Consumo

Mercado geek ganha cada vez mais espaço com consumo acima da média nacional

Entusiastas deste universo consomem 40% a mais do que a média nacional, diz estudo. Indústria cresce entre 5% e 10% todos os anos

Fernanda Strickland
Rafaela Gonçalves
postado em 15/08/2022 06:00 / atualizado em 15/08/2022 22:39
 (crédito: Caio Gomez)
(crédito: Caio Gomez)

Não é de hoje que o segmento geek — antigamente conhecido como nerd — é visto pelo mercado como um importante nicho comercial. E não é para menos: segundo estudo feito pela Rakuten Digital Commerce, os aficionados desse universo costumam gastar 40% a mais do que a média nacional. Para citar alguns exemplos, entre livros, filmes e produtos, a franquia Harry Potter já arrecadou mais de US$ 21 bilhões, enquanto o faturamento da Marvel Studios, só com filmes, passou de US$ 30 bilhões, receita semelhante à do Mario — um dos mais conhecidos personagens de videogame do planeta — ao longo dos anos.

Apesar de não existir um índice único que represente toda a grandeza desse nicho, o mercado geek vai muito além do cinema, e cada setor traz as suas cifras. Uma pesquisa da empresa Newzoo, que faz análises sobre jogos de videogame, mostrou que 2,7 milhões de gamers devem gastar aproximadamente US$ 200 bilhões com a indústria de jogos até 2023.

Para Magno Costa, 33 anos, almoxarifado de obra, a paixão por este universo veio na infância. "A geração dos anos 1990 cresceu com a influência do Dragon Ball, e outros animes. Então, quando eu comecei a trabalhar, comecei a comprar aquilo que eu gostava", contou.

Magno revelou que gosta muito de comprar action figures — bonecos de decoração, jogos, itens de computador, entre outros. "Recentemente fiz até uma tatuagem com um personagem de um anime, o Rengoku Kyojuro", conta. Sobre o valor gasto, Magno afirmou que depende muito do lançamento. Por exemplo, nesta semana, adquiriu dois action figures por R$ 219. "Mas já cheguei a gastar R$ 859 em um. Gosto de gastar com roupas e com filmes e séries."

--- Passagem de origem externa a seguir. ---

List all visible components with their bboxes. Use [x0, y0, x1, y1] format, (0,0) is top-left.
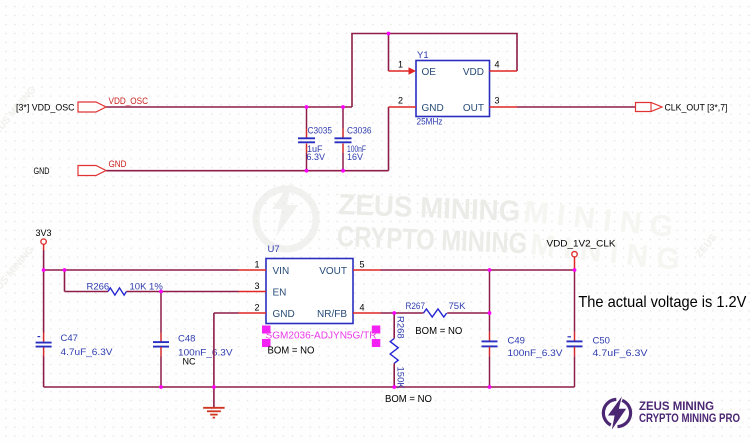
svg-text:ZEUS MINING: ZEUS MINING: [639, 401, 714, 413]
svg-text:SGM2036-ADJYN5G/TR: SGM2036-ADJYN5G/TR: [266, 330, 377, 341]
svg-text:4: 4: [360, 302, 365, 312]
svg-text:GND: GND: [109, 159, 127, 170]
svg-text:4.7uF_6.3V: 4.7uF_6.3V: [61, 347, 114, 358]
svg-text:[3*] VDD_OSC: [3*] VDD_OSC: [16, 103, 75, 113]
svg-text:C3035: C3035: [308, 126, 333, 136]
svg-text:3: 3: [495, 96, 500, 106]
svg-text:2: 2: [254, 302, 259, 312]
wire EN branch drop: [64, 270, 66, 292]
Y1 pin 3 OUT: [463, 96, 517, 114]
svg-text:BOM = NO: BOM = NO: [385, 394, 432, 405]
svg-text:25MHz: 25MHz: [417, 117, 443, 128]
svg-text:GND: GND: [273, 309, 295, 320]
zeus mining logo: [603, 397, 740, 430]
wire drop to Y1 pin 4: [516, 34, 518, 72]
svg-text:1: 1: [254, 259, 259, 269]
resistor R267: [406, 301, 467, 317]
svg-text:NC: NC: [183, 356, 196, 366]
wire EN run left: [65, 291, 109, 293]
U7 pin 3 EN: [239, 281, 287, 299]
junction VDD_OSC/C3036: [341, 105, 345, 109]
svg-text:C47: C47: [61, 333, 78, 344]
svg-text:100nF_6.3V: 100nF_6.3V: [508, 348, 564, 359]
wire ground drop: [213, 313, 215, 407]
wire 3V3 drop upper: [43, 250, 45, 333]
svg-text:3V3: 3V3: [36, 228, 52, 238]
U7 part number selection handles: [262, 326, 380, 348]
svg-text:C49: C49: [508, 336, 525, 347]
svg-text:4: 4: [495, 60, 500, 70]
wire EN run right: [126, 291, 238, 293]
svg-text:75K: 75K: [449, 301, 467, 312]
svg-text:CRYPTO MINING PRO: CRYPTO MINING PRO: [639, 413, 740, 425]
svg-text:R267: R267: [406, 301, 426, 312]
wire drop to Y1 pin 1: [388, 34, 390, 72]
svg-text:C3036: C3036: [347, 126, 372, 136]
svg-text:BOM = NO: BOM = NO: [268, 346, 315, 357]
junction 3V3/VIN: [42, 268, 46, 272]
ground symbol: [203, 408, 224, 418]
port GND: [34, 166, 107, 177]
junction VOUT/C49: [488, 268, 492, 272]
svg-text:NR/FB: NR/FB: [317, 309, 347, 320]
svg-text:6.3V: 6.3V: [307, 152, 326, 162]
svg-text:R266: R266: [87, 281, 110, 292]
regulator U7: [266, 244, 353, 324]
svg-text:C50: C50: [593, 336, 610, 347]
wire GND horizontal: [106, 170, 389, 172]
port CLK_OUT: [636, 103, 728, 113]
watermark center logo circle: [256, 181, 316, 249]
svg-text:1: 1: [398, 60, 403, 70]
power port VDD_1V2_CLK: [547, 238, 616, 270]
U7 pin 1 VIN: [239, 259, 290, 277]
U7 pin 5 VOUT: [319, 259, 380, 277]
wire NR/FB run right: [447, 312, 489, 314]
svg-text:3: 3: [254, 281, 259, 291]
svg-text:16V: 16V: [347, 152, 363, 162]
capacitor C47: [36, 333, 114, 358]
svg-text:VOUT: VOUT: [319, 266, 347, 277]
svg-text:OE: OE: [422, 67, 437, 78]
junction EN branch: [63, 268, 67, 272]
watermark small diagonal left edge: [0, 84, 720, 301]
wire VIN run: [44, 269, 239, 271]
wire top run: [351, 33, 518, 35]
wire U7 GND to ground: [214, 312, 239, 314]
wire 3V3 drop lower: [43, 347, 45, 357]
oscillator Y1: [416, 50, 490, 128]
capacitor C3036: [335, 107, 372, 171]
svg-text:VDD_1V2_CLK: VDD_1V2_CLK: [547, 238, 616, 248]
junction rail/ground: [212, 385, 216, 389]
power port 3V3: [36, 228, 52, 250]
svg-text:The actual voltage is 1.2V: The actual voltage is 1.2V: [578, 294, 746, 311]
junction NR-FB/R268: [392, 311, 396, 315]
Y1 pin 1 OE: [389, 60, 437, 78]
junction GND/C3035: [305, 169, 309, 173]
watermark text tile 2: [519, 195, 685, 276]
svg-text:GND: GND: [34, 166, 50, 176]
capacitor C49: [482, 270, 564, 387]
junction rail/R268: [392, 385, 396, 389]
junction EN/C48: [159, 290, 163, 294]
svg-text:4.7uF_6.3V: 4.7uF_6.3V: [593, 348, 649, 359]
capacitor C50: [567, 270, 649, 387]
resistor R268: [390, 313, 406, 389]
U7 pin 2 GND: [239, 302, 295, 320]
svg-text:EN: EN: [273, 288, 287, 299]
svg-text:C48: C48: [178, 333, 195, 344]
wire VOUT run: [381, 269, 575, 271]
svg-text:R268: R268: [395, 316, 406, 339]
junction GND/C3036: [341, 169, 345, 173]
junction VOUT/VDD_1V2_CLK: [573, 268, 577, 272]
wire VDD_OSC horizontal: [106, 106, 352, 108]
wire bottom rail: [44, 386, 575, 388]
svg-text:10K 1%: 10K 1%: [130, 281, 164, 292]
svg-text:150K: 150K: [395, 367, 406, 390]
svg-text:CLK_OUT [3*,7]: CLK_OUT [3*,7]: [665, 103, 728, 113]
junction rail/C49: [488, 385, 492, 389]
capacitor C3035: [298, 107, 332, 171]
svg-text:VDD: VDD: [463, 67, 484, 78]
Y1 pin 4 VDD: [463, 60, 517, 78]
svg-text:5: 5: [360, 259, 365, 269]
U7 pin 4 NR/FB: [317, 302, 381, 320]
junction top run / pin1 drop: [387, 32, 391, 36]
junction VDD_OSC/C3035: [305, 105, 309, 109]
svg-text:GND: GND: [422, 103, 444, 114]
Y1 pin 2 GND: [389, 96, 444, 114]
svg-text:VIN: VIN: [273, 266, 290, 277]
wire VDD_OSC riser: [351, 34, 353, 108]
svg-text:OUT: OUT: [463, 103, 484, 114]
wire GND riser to Y1 pin 2: [388, 107, 390, 171]
port VDD_OSC: [16, 102, 106, 113]
junction rail/C48: [159, 385, 163, 389]
wire Y1 OUT to CLK_OUT: [517, 106, 636, 108]
capacitor C48: [153, 292, 233, 388]
svg-text:BOM = NO: BOM = NO: [415, 326, 462, 337]
junction NR-FB/C49: [488, 311, 492, 315]
resistor R266: [87, 281, 164, 295]
svg-text:2: 2: [398, 96, 403, 106]
svg-text:VDD_OSC: VDD_OSC: [109, 96, 149, 107]
wire NR/FB run left: [381, 312, 424, 314]
svg-text:Y1: Y1: [417, 50, 429, 61]
svg-text:U7: U7: [268, 244, 280, 255]
watermark text tile 1: [337, 189, 529, 260]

Magno Costa não economiza na hora de comprar itens colecionáveis
Magno Costa não economiza na hora de comprar itens colecionáveis (foto: Fernanda Strickland/CB/D.A.Press)

Publicitário, podcaster e nerd, Estevan Sanches, de 28 anos, contou que costuma destinar mensalmente em torno de R$ 300 a R$ 400 com mercadorias do segmento geek. "Costumo gastar mais com quadrinhos, mangás e games. Tenho alguns objetos decorativos, como forma de gelo do Darth Vader, vaso de plantas em formato do Groot, além de idas ao cinema, eventualmente", disse.

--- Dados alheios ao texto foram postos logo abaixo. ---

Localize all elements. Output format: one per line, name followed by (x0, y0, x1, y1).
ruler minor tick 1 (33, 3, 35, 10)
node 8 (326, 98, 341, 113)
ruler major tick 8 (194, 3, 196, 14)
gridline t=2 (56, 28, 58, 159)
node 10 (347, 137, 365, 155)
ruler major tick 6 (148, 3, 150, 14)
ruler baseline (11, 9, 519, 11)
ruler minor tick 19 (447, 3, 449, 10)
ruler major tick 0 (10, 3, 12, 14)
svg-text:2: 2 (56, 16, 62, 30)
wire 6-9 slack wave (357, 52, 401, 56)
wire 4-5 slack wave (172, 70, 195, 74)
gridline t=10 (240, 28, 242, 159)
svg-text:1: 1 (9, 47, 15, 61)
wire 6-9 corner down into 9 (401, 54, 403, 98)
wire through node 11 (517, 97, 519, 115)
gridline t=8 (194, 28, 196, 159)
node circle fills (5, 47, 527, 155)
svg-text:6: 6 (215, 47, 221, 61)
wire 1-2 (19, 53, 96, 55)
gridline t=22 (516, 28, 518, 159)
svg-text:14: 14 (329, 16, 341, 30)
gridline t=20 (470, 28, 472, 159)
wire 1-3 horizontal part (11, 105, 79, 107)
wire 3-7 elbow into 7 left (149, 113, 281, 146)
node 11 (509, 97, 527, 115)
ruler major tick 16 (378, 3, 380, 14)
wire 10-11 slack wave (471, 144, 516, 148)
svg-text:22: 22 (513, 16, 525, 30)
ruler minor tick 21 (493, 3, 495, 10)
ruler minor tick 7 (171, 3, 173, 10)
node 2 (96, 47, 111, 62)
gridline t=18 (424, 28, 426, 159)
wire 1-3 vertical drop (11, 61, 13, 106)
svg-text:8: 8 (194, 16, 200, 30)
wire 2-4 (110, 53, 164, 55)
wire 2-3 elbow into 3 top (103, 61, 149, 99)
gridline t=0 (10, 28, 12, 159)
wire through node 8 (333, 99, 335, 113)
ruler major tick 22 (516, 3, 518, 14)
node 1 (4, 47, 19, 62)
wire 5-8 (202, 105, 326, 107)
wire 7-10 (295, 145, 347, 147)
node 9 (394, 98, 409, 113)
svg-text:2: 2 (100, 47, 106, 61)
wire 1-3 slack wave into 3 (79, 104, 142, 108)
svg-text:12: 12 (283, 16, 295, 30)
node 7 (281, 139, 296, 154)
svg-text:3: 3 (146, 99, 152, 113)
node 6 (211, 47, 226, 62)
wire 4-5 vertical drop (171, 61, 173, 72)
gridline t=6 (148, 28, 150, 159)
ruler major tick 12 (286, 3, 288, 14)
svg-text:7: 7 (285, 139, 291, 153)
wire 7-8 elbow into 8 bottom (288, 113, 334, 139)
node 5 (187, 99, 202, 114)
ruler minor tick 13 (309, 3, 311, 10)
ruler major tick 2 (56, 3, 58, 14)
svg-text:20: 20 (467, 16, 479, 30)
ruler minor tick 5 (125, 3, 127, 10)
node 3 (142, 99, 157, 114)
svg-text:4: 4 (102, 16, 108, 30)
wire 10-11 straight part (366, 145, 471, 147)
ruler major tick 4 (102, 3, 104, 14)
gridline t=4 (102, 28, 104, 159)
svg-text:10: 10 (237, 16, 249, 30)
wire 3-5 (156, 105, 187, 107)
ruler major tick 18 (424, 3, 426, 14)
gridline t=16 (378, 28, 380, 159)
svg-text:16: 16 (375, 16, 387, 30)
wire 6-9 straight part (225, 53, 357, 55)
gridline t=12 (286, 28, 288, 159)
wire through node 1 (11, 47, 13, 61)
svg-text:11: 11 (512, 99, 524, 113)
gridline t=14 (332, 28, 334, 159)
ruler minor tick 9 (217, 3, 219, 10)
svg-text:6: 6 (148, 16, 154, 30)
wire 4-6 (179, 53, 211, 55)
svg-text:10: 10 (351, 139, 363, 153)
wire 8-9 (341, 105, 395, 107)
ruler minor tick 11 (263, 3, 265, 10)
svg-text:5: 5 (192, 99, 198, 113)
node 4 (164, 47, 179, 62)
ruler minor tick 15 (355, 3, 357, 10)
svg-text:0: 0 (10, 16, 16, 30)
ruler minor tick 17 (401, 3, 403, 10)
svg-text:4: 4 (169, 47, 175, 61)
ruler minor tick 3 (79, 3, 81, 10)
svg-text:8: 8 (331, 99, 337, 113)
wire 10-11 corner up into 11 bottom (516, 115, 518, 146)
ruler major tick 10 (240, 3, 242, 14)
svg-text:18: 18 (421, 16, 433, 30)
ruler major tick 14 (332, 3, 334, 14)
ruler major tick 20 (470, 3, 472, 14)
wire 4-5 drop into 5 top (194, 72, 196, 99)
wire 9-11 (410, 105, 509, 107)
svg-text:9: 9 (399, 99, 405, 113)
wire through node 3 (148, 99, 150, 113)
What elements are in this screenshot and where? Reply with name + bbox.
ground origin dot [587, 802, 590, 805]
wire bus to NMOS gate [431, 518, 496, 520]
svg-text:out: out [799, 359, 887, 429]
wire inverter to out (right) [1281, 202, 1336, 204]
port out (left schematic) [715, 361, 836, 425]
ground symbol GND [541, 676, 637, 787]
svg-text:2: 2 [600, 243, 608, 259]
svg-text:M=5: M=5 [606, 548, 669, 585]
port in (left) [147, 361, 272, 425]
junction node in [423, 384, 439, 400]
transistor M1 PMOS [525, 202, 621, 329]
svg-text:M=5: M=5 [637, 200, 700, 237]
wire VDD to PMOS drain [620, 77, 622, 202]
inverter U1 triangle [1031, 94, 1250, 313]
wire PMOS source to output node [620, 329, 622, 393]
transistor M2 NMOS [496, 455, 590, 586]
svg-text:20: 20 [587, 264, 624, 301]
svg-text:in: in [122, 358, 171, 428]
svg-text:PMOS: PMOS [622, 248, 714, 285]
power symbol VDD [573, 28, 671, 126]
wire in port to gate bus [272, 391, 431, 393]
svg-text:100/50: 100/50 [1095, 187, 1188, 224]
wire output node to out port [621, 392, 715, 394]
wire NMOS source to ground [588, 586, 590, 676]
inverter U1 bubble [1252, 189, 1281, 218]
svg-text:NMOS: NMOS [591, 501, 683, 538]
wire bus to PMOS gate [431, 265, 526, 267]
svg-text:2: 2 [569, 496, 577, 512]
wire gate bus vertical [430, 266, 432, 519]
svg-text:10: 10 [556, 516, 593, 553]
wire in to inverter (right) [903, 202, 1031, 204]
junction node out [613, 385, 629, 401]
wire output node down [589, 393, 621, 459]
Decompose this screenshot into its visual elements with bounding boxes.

Hoje ele possui diversas coleções, como coletâneas de quadrinhos e mangás. "Passei a consumir mais produtos por conta da afeição a alguns universos e narrativas do mundo geek mesmo. E, claro, gradativo aumento no poder de compra." Com o gosto pela cultura geek, Estevan e mais três amigos idealizaram o podcast Rage Quit, no qual comentam sobre suas produções favoritas.

Consumo

De acordo com a pesquisa Geek Power 2021, da empresa Omelete Company, 84% do público geek acessa conteúdos da cultura pop todos os dias. E 95% dos entrevistados leem dois livros ou história em quadrinhos (HQs) por mês. Além disso, 65% jogam games frequentemente. Em relação aos gostos desse público, 47% acompanham anime, e Naruto e One Piece são os principais. Já o estilo de música favorito deles é o rock. O personagem Loki foi eleito pelos respondentes da pesquisa como o favorito das séries de 2021.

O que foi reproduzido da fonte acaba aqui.